I didn’t understand my father’s unwavering reliance upon the “tried and true” and his overt conservatism until I was older and experienced the problem of over-thinking for myself. A friend told me that over thinking is usually called indecision. So when push comes to shove, an indecisive person will ultimately fall back on default, comfortable solutions.
Most people, I know, have difficulty reaching decisions that do not rely upon conventional thinking or default solutions. If we’re not mindful, as we age, safe-thinking and over-thinking may become the default ways of producing opinions and making decisions.
Over-thinking is a convenient, easy way of postponing very difficult decisions. A person’s outward show of relaxation and calm mask the internal debate over which choices should be made. The mind mulls over the benefits and detriments of each choice, usually the detriments, over and over until outside factors force a final decision. Those hasty, last-minute decisions often turn out to be the least wise of the options.
Over-thinking or indecision often coexists with denial. If we pretend to ourselves and others that there is no problem, or if we ignore the situation long enough, it will go away by itself. Of course, no action is actually a decision, too. Usually inaction leads to other people or factors taking control of situations away from us.
What often happens, is that one’s conscience eventually forces the ultimate need to face the refusal to directly, proactively face the situation. If over-thinking has already enabled the situation to become someone else’s problem, then the conscience must deal with regrets and further over-thinking of what should have been.
Living in a mind that is occupied by over-thinking is a state of dissatisfaction and suffering. A mind that is over-thinking is a mind that spends too much time in the future, not enough time in the present, and eventually, too much time in the past.

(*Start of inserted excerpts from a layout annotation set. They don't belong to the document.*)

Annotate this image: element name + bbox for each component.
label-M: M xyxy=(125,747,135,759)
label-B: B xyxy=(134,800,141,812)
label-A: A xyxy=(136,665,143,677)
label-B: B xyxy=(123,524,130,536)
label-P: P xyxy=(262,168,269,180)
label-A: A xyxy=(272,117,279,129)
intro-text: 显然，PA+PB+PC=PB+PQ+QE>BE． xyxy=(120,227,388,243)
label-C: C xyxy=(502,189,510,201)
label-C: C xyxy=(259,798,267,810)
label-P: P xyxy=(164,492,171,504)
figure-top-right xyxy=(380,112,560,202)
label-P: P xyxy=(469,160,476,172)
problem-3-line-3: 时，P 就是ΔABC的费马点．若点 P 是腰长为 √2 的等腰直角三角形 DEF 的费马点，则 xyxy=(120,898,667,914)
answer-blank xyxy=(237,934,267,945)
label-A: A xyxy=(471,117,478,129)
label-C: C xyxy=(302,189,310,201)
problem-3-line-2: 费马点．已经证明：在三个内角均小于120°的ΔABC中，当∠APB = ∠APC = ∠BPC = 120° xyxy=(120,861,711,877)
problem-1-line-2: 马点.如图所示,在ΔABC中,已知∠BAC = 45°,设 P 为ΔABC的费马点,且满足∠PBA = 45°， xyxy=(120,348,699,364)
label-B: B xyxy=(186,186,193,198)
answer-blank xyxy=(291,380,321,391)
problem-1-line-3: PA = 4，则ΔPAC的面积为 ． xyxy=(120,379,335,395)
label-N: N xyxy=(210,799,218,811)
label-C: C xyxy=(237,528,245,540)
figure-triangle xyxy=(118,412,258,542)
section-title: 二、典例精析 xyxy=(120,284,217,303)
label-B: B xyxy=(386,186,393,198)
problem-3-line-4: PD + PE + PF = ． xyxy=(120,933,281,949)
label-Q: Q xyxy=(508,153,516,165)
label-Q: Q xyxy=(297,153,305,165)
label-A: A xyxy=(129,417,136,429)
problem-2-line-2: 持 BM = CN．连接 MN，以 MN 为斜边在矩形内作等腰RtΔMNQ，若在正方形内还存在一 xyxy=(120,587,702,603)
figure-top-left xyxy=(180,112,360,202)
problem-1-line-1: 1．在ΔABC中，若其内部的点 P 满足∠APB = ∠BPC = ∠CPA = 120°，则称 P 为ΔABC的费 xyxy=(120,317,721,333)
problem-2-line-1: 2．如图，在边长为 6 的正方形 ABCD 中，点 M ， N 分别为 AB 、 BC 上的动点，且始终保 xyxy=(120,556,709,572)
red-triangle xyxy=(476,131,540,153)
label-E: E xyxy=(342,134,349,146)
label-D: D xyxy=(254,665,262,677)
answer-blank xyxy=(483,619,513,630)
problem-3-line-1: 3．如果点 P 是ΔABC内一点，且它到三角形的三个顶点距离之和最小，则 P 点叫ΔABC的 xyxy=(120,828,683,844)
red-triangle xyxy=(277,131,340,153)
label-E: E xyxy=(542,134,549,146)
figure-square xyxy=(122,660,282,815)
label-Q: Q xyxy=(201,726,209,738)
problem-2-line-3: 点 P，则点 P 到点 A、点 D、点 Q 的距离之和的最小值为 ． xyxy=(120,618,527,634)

Everybody faces life situations and decisions that can be difficult and result in painful consequences. The wise person knows that it’s best to look a problem “square in the eye”, and make a decision with the best intentions. The better solution is not a snap-decision, but one that is prompt, and not over-thought. The wise person has learned that avoidance leads to complications and probably more inner and outer conflict.
Frequently, over-thinking is the result of imbalance in one’s way of seeing the world. Over-thinking or indecisiveness comes from us trying to fit our straight and narrow way of thinking into new situations in our ever-changing, more expansive, inclusive world. An indecisive mind can be channeled away from its usual way of thinking into considering alternative ideas and points of view or “walking in someone else’s shoes”.
Looking at a situation from a fresh point of view may seem counterproductive, but it really isn’t. Taking a more objective approach allows us to better weigh the real pros and cons of the available options. This often leads to an unexpected, better solution that had been hidden from view due to a lack of expanded mental vision. This happens because we’ve broken the destructive, endless cycle of indecisiveness. A fresh point of view can cause the fog of over-thinking, within ones usual parameters, to dissipate. In other words, we awaken from the self-hypnosis of over-thinking.
The failure to break the cycle of over-thinking a problem often leads to a stalemate in which there are no clear winners nor losers. As we all know, truces are temporary, make-shift measures. A stalemate only means to pause the conflict. Eventually, the end to a conflict means that the stalemate must end through a decisive resolution. Over-thinking is the parent of failure.
In other words, we all have to face difficult situations that can easily lead to the false comfort of indecision and getting stalled at impasses regarding an important aspect of our lives. At some point, we must make precise, unambiguous decisions. If we get stuck in cycles of over-thinking, we find ourselves in a trap of our own making. Once we’re trapped, we are vulnerable to the winds of fate or the desires of others.
Indecision limits our life’s options. Getting out of our heads, allows us to see life from other points of view, and enables us to experience the joy of an open mind, and the freedom to live life free from over-thinking.
Indecisiveness and over-thinking are our personal torture chambers. At any time, we can step away from the torture, when we honestly decide to do so.